Da antologia. L’icona di Alessandro Manzoni, severo, ruvido, ma con una foggia vagamente scapigliata che ricorda un James Dean lombardo, l’ha segnata, lo sanno tutti, Francesco Hayez, nel fatidico Ritratto del 1841 ora in Brera. Alle spalle del quadro, che costò allo scrittore quindici estenuanti sedute, c’è la seconda moglie di costui, Teresa Borri, amica intima di Hayez, e l’unico figlio avuto dal precedente matrimonio della nobildonna, Stefano Stampa. La Borri, donna piuttosto colta, rimasta vedova a vent’anni, fu dipinta da Hayez, con castigata cuffietta, nel 1847; ben più bella, con capelli in crocchia e riccioli cadenti sulla fronte, appare nel Ritratto di gruppo della famiglia Borri Stroppa dipinto da Hayez nel 1822 e anch’esso nella Pinacoteca di Brera. Tra le sue gambe, intento a disegnare, c’è lui, “Steffanino: quant’è interessante, quanto gentile, vago e simile!”, scrive, lei, al sublime pittore.

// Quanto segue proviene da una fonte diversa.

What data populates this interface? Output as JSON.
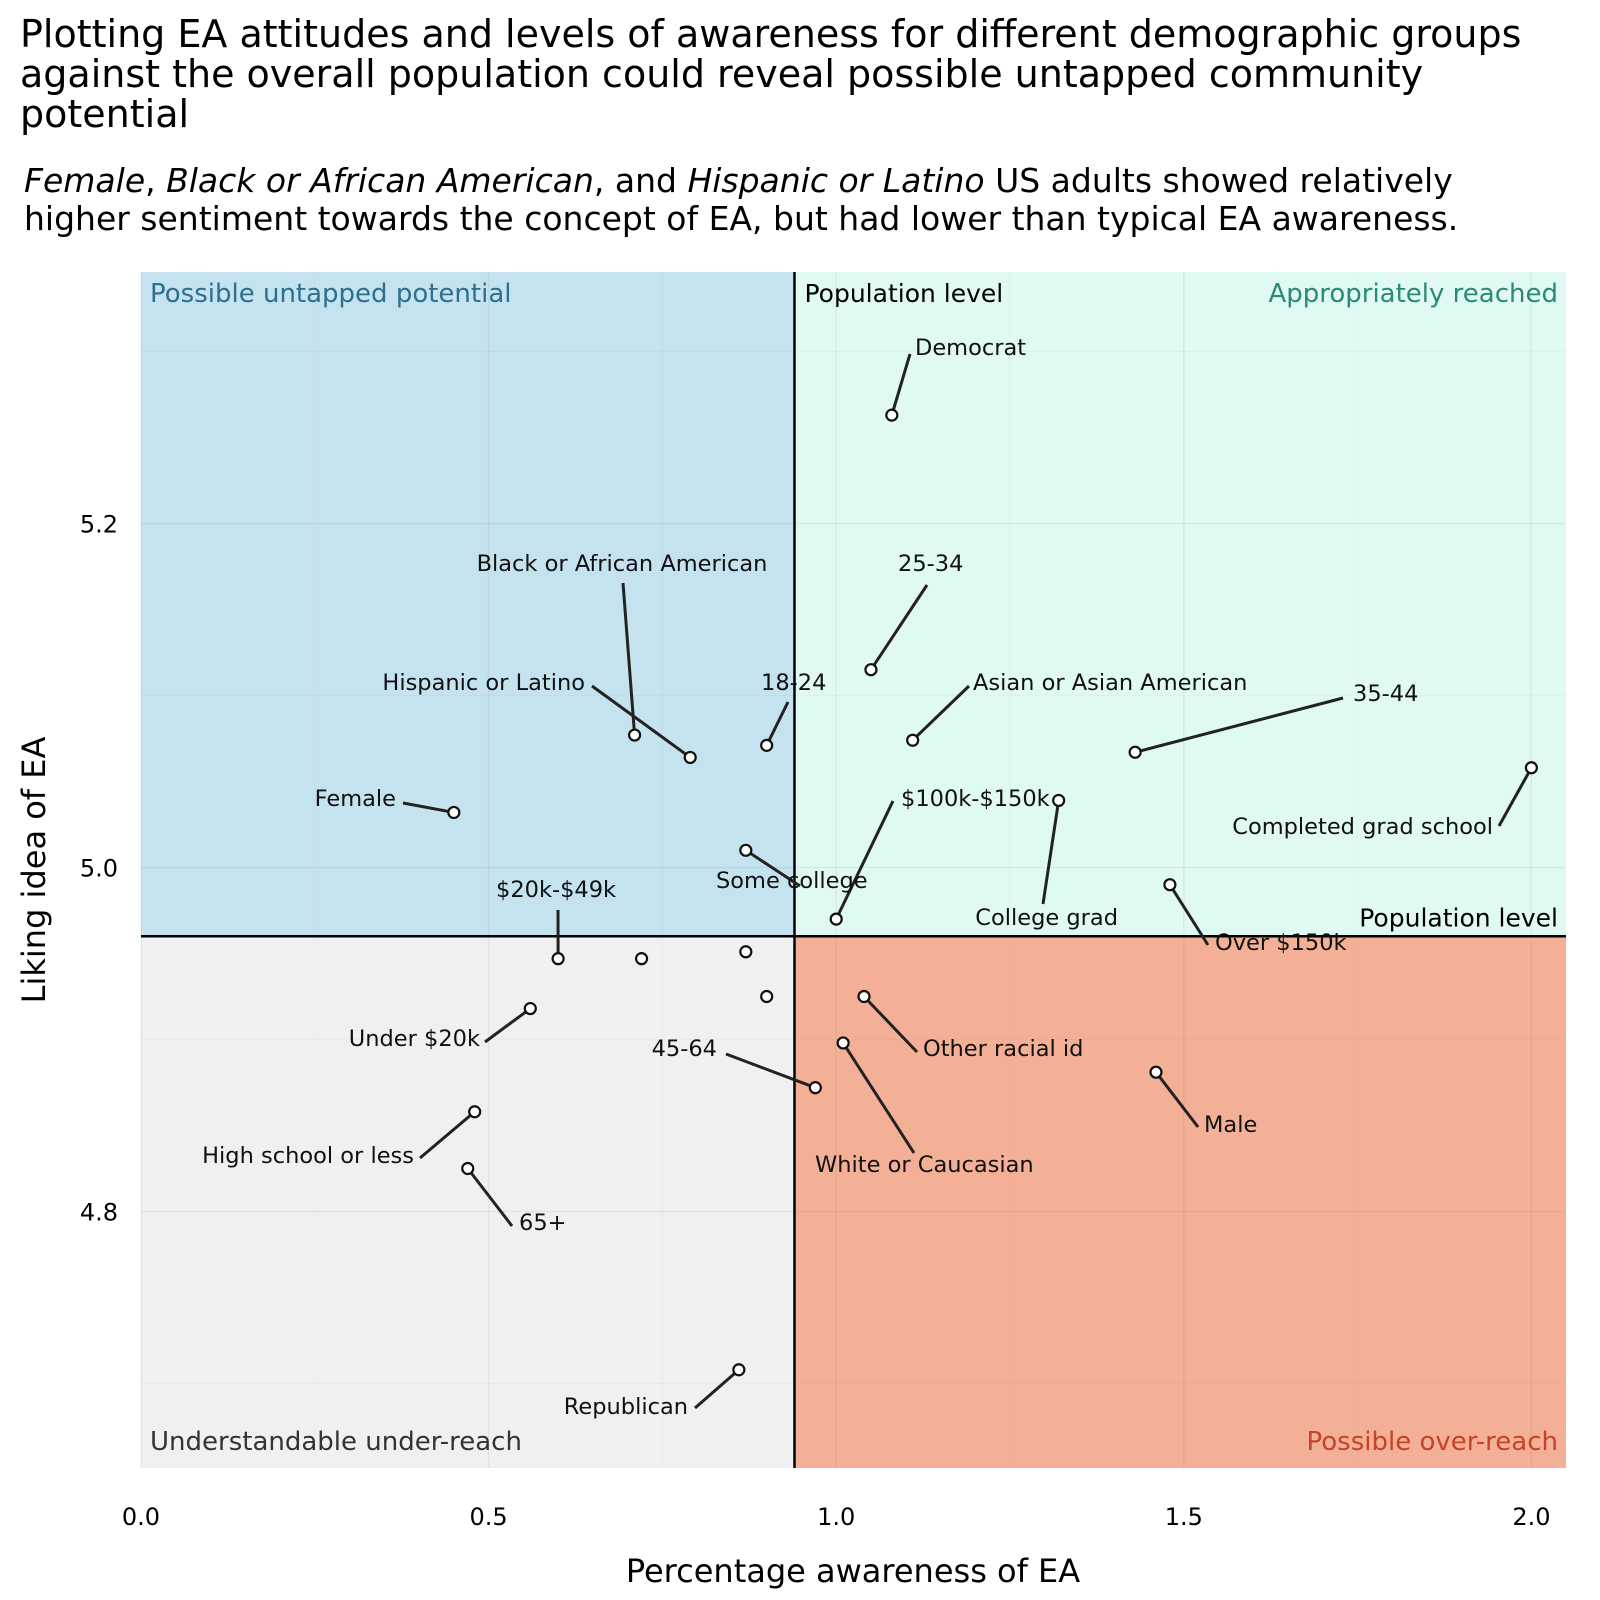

Il giovane Stefano Stampa, che lo storico dell’arte Fernando Mazzocca ha riconosciuto nella Testa di ragazzo del consueto Hayez, del 1820, ci dà con lo stilo fin da piccolo. Intuendone il talento, la mamma lo manda a studiare da Massimo D’Azeglio e poi dal medesimo Hayez. Ora, alla luce del restauro di Casa Manzoni val la pena tracciare il profilo di Stefano Stampa, anche perché da pochi giorni un collezionista di Domodossola ne ha rinvenuto una nuova opera: un paesaggio romantico con stuolo di cavalieri, dipinto secondo i modi di D’Azeglio. Più che altro è interessante il retro del quadro, che denuncia l’autografo, “Studio del Conte Stampa figlioletto di Alessandro Manzoni”. Decisiva la data del quadro, il 1837, l’anno in cui la mamma di Stefano va a nozze con lo scrittore de I promessi sposi; li dividevano quasi quindici anni.

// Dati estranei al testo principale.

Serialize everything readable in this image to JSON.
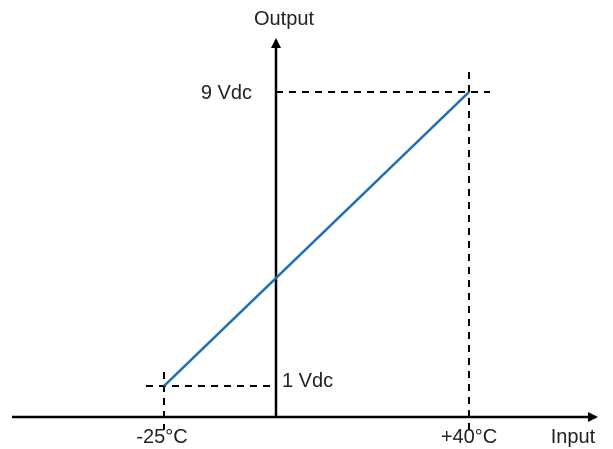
{
  "chart_data": {
    "type": "line",
    "title": "",
    "xlabel": "Input",
    "ylabel": "Output",
    "x_tick_labels": [
      "-25°C",
      "+40°C"
    ],
    "y_tick_labels": [
      "1 Vdc",
      "9 Vdc"
    ],
    "series": [
      {
        "x": [
          -25,
          40
        ],
        "y": [
          1,
          9
        ]
      }
    ],
    "grid": false,
    "colors": {
      "axes": "#000000",
      "series": "#1f6fb5",
      "text": "#222222"
    }
  }
}
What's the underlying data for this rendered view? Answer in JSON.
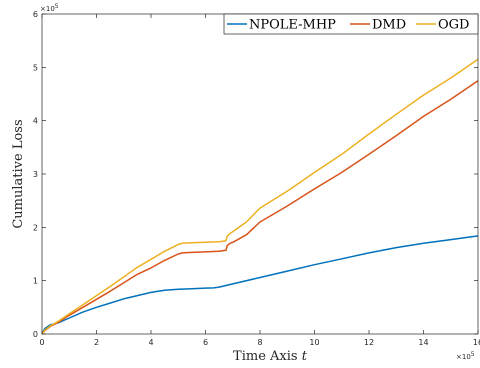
{
  "chart_data": {
    "type": "line",
    "xlabel": "Time Axis",
    "xlabel_var": "t",
    "ylabel": "Cumulative Loss",
    "xlim": [
      0,
      160000
    ],
    "ylim": [
      0,
      600000
    ],
    "x_ticks": [
      0,
      20000,
      40000,
      60000,
      80000,
      100000,
      120000,
      140000,
      160000
    ],
    "x_tick_labels": [
      "0",
      "2",
      "4",
      "6",
      "8",
      "10",
      "12",
      "14",
      "16"
    ],
    "y_ticks": [
      0,
      100000,
      200000,
      300000,
      400000,
      500000,
      600000
    ],
    "y_tick_labels": [
      "0",
      "1",
      "2",
      "3",
      "4",
      "5",
      "6"
    ],
    "x_exponent": {
      "base": "×10",
      "power": "5"
    },
    "y_exponent": {
      "base": "×10",
      "power": "5"
    },
    "legend_position": "top-right",
    "grid": false,
    "series": [
      {
        "name": "NPOLE-MHP",
        "color": "#0072BD",
        "x": [
          0,
          1000,
          3000,
          6000,
          10000,
          15000,
          20000,
          25000,
          30000,
          35000,
          40000,
          45000,
          50000,
          55000,
          60000,
          63000,
          65000,
          70000,
          80000,
          90000,
          100000,
          110000,
          120000,
          130000,
          140000,
          150000,
          160000
        ],
        "y": [
          0,
          10000,
          17000,
          21000,
          30000,
          41000,
          50000,
          58000,
          66000,
          72000,
          78000,
          82000,
          84000,
          85000,
          86000,
          86500,
          88000,
          94000,
          106000,
          118000,
          130000,
          141000,
          152000,
          162000,
          170000,
          177000,
          184000
        ]
      },
      {
        "name": "DMD",
        "color": "#D95319",
        "x": [
          0,
          1000,
          3000,
          6000,
          10000,
          15000,
          20000,
          25000,
          30000,
          35000,
          40000,
          45000,
          50000,
          51500,
          55000,
          60000,
          65000,
          67500,
          68000,
          69000,
          70000,
          75000,
          80000,
          90000,
          100000,
          110000,
          120000,
          130000,
          140000,
          150000,
          160000
        ],
        "y": [
          0,
          6000,
          14000,
          22000,
          35000,
          50000,
          65000,
          80000,
          96000,
          112000,
          124000,
          138000,
          150000,
          152000,
          153000,
          154000,
          155000,
          157000,
          166000,
          170000,
          172000,
          186000,
          210000,
          240000,
          272000,
          303000,
          337000,
          372000,
          408000,
          440000,
          475000
        ]
      },
      {
        "name": "OGD",
        "color": "#EDB120",
        "x": [
          0,
          1000,
          3000,
          6000,
          10000,
          15000,
          20000,
          25000,
          30000,
          35000,
          40000,
          45000,
          50000,
          51500,
          55000,
          60000,
          65000,
          67500,
          68000,
          69000,
          70000,
          75000,
          80000,
          90000,
          100000,
          110000,
          120000,
          130000,
          140000,
          150000,
          160000
        ],
        "y": [
          0,
          7000,
          15000,
          24000,
          38000,
          55000,
          72000,
          89000,
          107000,
          125000,
          140000,
          155000,
          168000,
          170000,
          171000,
          172000,
          173000,
          175000,
          184000,
          188000,
          192000,
          210000,
          236000,
          268000,
          303000,
          337000,
          375000,
          412000,
          448000,
          480000,
          515000
        ]
      }
    ]
  }
}
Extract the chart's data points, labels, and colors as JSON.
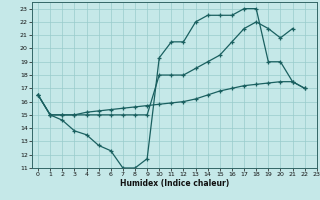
{
  "xlabel": "Humidex (Indice chaleur)",
  "xlim": [
    -0.5,
    23
  ],
  "ylim": [
    11,
    23.5
  ],
  "xticks": [
    0,
    1,
    2,
    3,
    4,
    5,
    6,
    7,
    8,
    9,
    10,
    11,
    12,
    13,
    14,
    15,
    16,
    17,
    18,
    19,
    20,
    21,
    22,
    23
  ],
  "yticks": [
    11,
    12,
    13,
    14,
    15,
    16,
    17,
    18,
    19,
    20,
    21,
    22,
    23
  ],
  "bg_color": "#c5e8e8",
  "line_color": "#1a6060",
  "grid_color": "#99cccc",
  "line1_x": [
    0,
    1,
    2,
    3,
    4,
    5,
    6,
    7,
    8,
    9,
    10,
    11,
    12,
    13,
    14,
    15,
    16,
    17,
    18,
    19,
    20,
    21,
    22
  ],
  "line1_y": [
    16.5,
    15,
    14.6,
    13.8,
    13.5,
    12.7,
    12.3,
    11.0,
    11.0,
    11.7,
    19.3,
    20.5,
    20.5,
    22.0,
    22.5,
    22.5,
    22.5,
    23.0,
    23.0,
    19.0,
    19.0,
    17.5,
    17.0
  ],
  "line2_x": [
    0,
    1,
    2,
    3,
    4,
    5,
    6,
    7,
    8,
    9,
    10,
    11,
    12,
    13,
    14,
    15,
    16,
    17,
    18,
    19,
    20,
    21
  ],
  "line2_y": [
    16.5,
    15,
    15,
    15,
    15,
    15,
    15,
    15,
    15,
    15,
    18,
    18,
    18,
    18.5,
    19,
    19.5,
    20.5,
    21.5,
    22.0,
    21.5,
    20.8,
    21.5
  ],
  "line3_x": [
    0,
    1,
    2,
    3,
    4,
    5,
    6,
    7,
    8,
    9,
    10,
    11,
    12,
    13,
    14,
    15,
    16,
    17,
    18,
    19,
    20,
    21,
    22
  ],
  "line3_y": [
    16.5,
    15.0,
    15.0,
    15.0,
    15.2,
    15.3,
    15.4,
    15.5,
    15.6,
    15.7,
    15.8,
    15.9,
    16.0,
    16.2,
    16.5,
    16.8,
    17.0,
    17.2,
    17.3,
    17.4,
    17.5,
    17.5,
    17.0
  ]
}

Stefano Stampa, che in alcuni dagherrotipi parigini degli anni Quaranta dell’Ottocento ha la barba da moschettiere e la posa da ‘maudit’, stimava il patrigno, tanto da farsi chiamare (così anche nel carteggio edito curato da Ezio Flori) il figliastro del Manzoni. Con il sommo scrittore intratteneva rapporti informali (in campagna, sul Lago Maggiore, gli passava le bretelle, “ho tante bretelle, papà, ve ne regalo tre o quattro paia”), insieme furono al capezzale di Antonio Rosmini (il cui Ritratto, compilato dal solito Hayez nel 1853, fu commissionato da Stefano). Quando Teresa Borri (la cui presenza al fianco del Manzoni “corrisponde a un suo ritorno di facoltà espressive”, come ha scritto Paolo Chiara) morì, nel 1861, Stefano Stampa la ricordò come “un padre severissimo, una madre tenerissima”, ma, eletto erede universale, rifiutò di chiedere al Manzoni ciò che gli era dovuto, cioè la dote della defunta.
Stefano amava il Manzoni, ma non la sua fittissima famiglia: a Milano preferiva le escursioni in campagna, “solo, nella contemplazione della natura e co’ suoi fantasmi”, scriveva la madre, già nel 1838, a dipingere nei boschi. Morta la madre, si accompagnò con la cameriera di lei, che spirò nel 1904. Tre anni dopo, se ne andò pure lui. Nel Fondo Manzoniano della Biblioteca Braidense di Milano un dagherrotipo ritrae il Manzoni di profilo, severo, con i basettoni che sembrano nuvole. Siamo nel 1852, a realizzare l’immagine è Stefano, appassionato di fotografia. Per penetrare nelle grotte emotive del Manzoni, bisogna studiare i personaggi di contorno. E leggere il mirabile romanzo di Mario Pomilio, Il Natale del 1833, prossimamente riedito da Bompiani.